O resultado não foi lá aquelas coisas, mas a repercussão foi suficiente para chamar a atenção ao desconhecido Brian Burton, mais conhecido como o DJ e produtor Danger Mouse. Não demorou muito para que o esperto Damon Albarn (vocalista do Blur) o chamasse para produzir o segundo disco de seu projeto paralelo Gorillaz, “Demon Days”.

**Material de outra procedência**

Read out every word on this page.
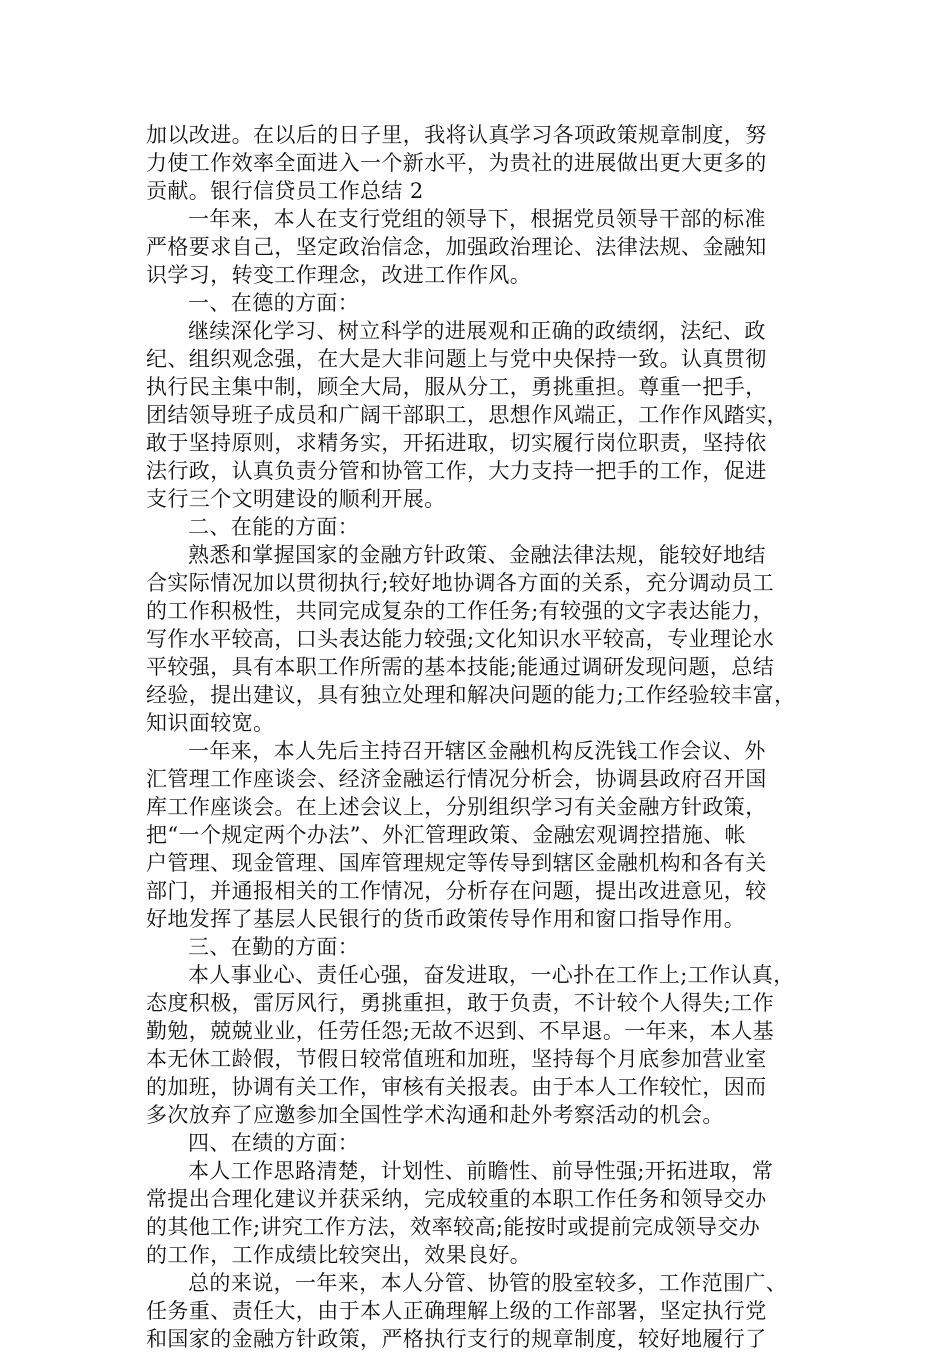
加以改进。在以后的日子里，我将认真学习各项政策规章制度，努
力使工作效率全面进入一个新水平，为贵社的进展做出更大更多的
贡献。银行信贷员工作总结 2
一年来，本人在支行党组的领导下，根据党员领导干部的标准
严格要求自己，坚定政治信念，加强政治理论、法律法规、金融知
识学习，转变工作理念，改进工作作风。
一、在德的方面：
继续深化学习、树立科学的进展观和正确的政绩纲，法纪、政
纪、组织观念强，在大是大非问题上与党中央保持一致。认真贯彻
执行民主集中制，顾全大局，服从分工，勇挑重担。尊重一把手，
团结领导班子成员和广阔干部职工，思想作风端正，工作作风踏实，
敢于坚持原则，求精务实，开拓进取，切实履行岗位职责，坚持依
法行政，认真负责分管和协管工作，大力支持一把手的工作，促进
支行三个文明建设的顺利开展。
二、在能的方面：
熟悉和掌握国家的金融方针政策、金融法律法规，能较好地结
合实际情况加以贯彻执行;较好地协调各方面的关系，充分调动员工
的工作积极性，共同完成复杂的工作任务;有较强的文字表达能力，
写作水平较高，口头表达能力较强;文化知识水平较高，专业理论水
平较强，具有本职工作所需的基本技能;能通过调研发现问题，总结
经验，提出建议，具有独立处理和解决问题的能力;工作经验较丰富，
知识面较宽。
一年来，本人先后主持召开辖区金融机构反洗钱工作会议、外
汇管理工作座谈会、经济金融运行情况分析会，协调县政府召开国
库工作座谈会。在上述会议上，分别组织学习有关金融方针政策，
把“一个规定两个办法”、外汇管理政策、金融宏观调控措施、帐
户管理、现金管理、国库管理规定等传导到辖区金融机构和各有关
部门，并通报相关的工作情况，分析存在问题，提出改进意见，较
好地发挥了基层人民银行的货币政策传导作用和窗口指导作用。
三、在勤的方面：
本人事业心、责任心强，奋发进取，一心扑在工作上;工作认真，
态度积极，雷厉风行，勇挑重担，敢于负责，不计较个人得失;工作
勤勉，兢兢业业，任劳任怨;无故不迟到、不早退。一年来，本人基
本无休工龄假，节假日较常值班和加班，坚持每个月底参加营业室
的加班，协调有关工作，审核有关报表。由于本人工作较忙，因而
多次放弃了应邀参加全国性学术沟通和赴外考察活动的机会。
四、在绩的方面：
本人工作思路清楚，计划性、前瞻性、前导性强;开拓进取，常
常提出合理化建议并获采纳，完成较重的本职工作任务和领导交办
的其他工作;讲究工作方法，效率较高;能按时或提前完成领导交办
的工作，工作成绩比较突出，效果良好。
总的来说，一年来，本人分管、协管的股室较多，工作范围广、
任务重、责任大，由于本人正确理解上级的工作部署，坚定执行党
和国家的金融方针政策，严格执行支行的规章制度，较好地履行了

Agora, a nova empreitada de Danger Mouse no mundo da música pop atende pelo estranho nome de Gnarls Barkley, lançando um disco absolutamente moderno e incrível chamado “St. Elsewhere”.
Enquanto Danger Mouse pilota as pick-ups, o até então desconhecido e polivalente soulman, Cee-Lo Green, faz às vezes de crooner.

GNARLS BARKLEY
St. Elsewhere
Downtown (Importado)
E é justamente ele que rouba a cena em “St. Elsewhere” ditando o ritmo das músicas que são uma verdadeira aula de como a sagrada música negra pode perfeitamente casar com os mais diversos tipos de música eletrônica. Tem de tudo nesse álbum - soul music com aquela batida quebrada e ritmada do trip hop (“Just A Thought”); hip-hop com jungle (“Transformer”); tem até o velho rock and roll com uma batida eletrônica esperta (“Gone Daddy Gone”).

Isso sem contar que uma das candidatas à música do ano se encontra em “St. Elsewhere” : o mega-hit “Crazy”, que esta próximo a alcançar a primeira posição dos singles mais vendidos e ouvidos no mundo, a ponto de os integrantes
da banda suplicarem para que os fãs deixassem de ouvi-la, afim de que pudessem lançar o segundo single,
a esperta “Smiley Faces ”.

Gnarls Barkley representa o que há de mais moderno na música pop contemporânea, e alça Danger Mouse à posição de um dos mais descolados produtores do mundo. O Outkast nesse momento deve estar pensando : “E agora?”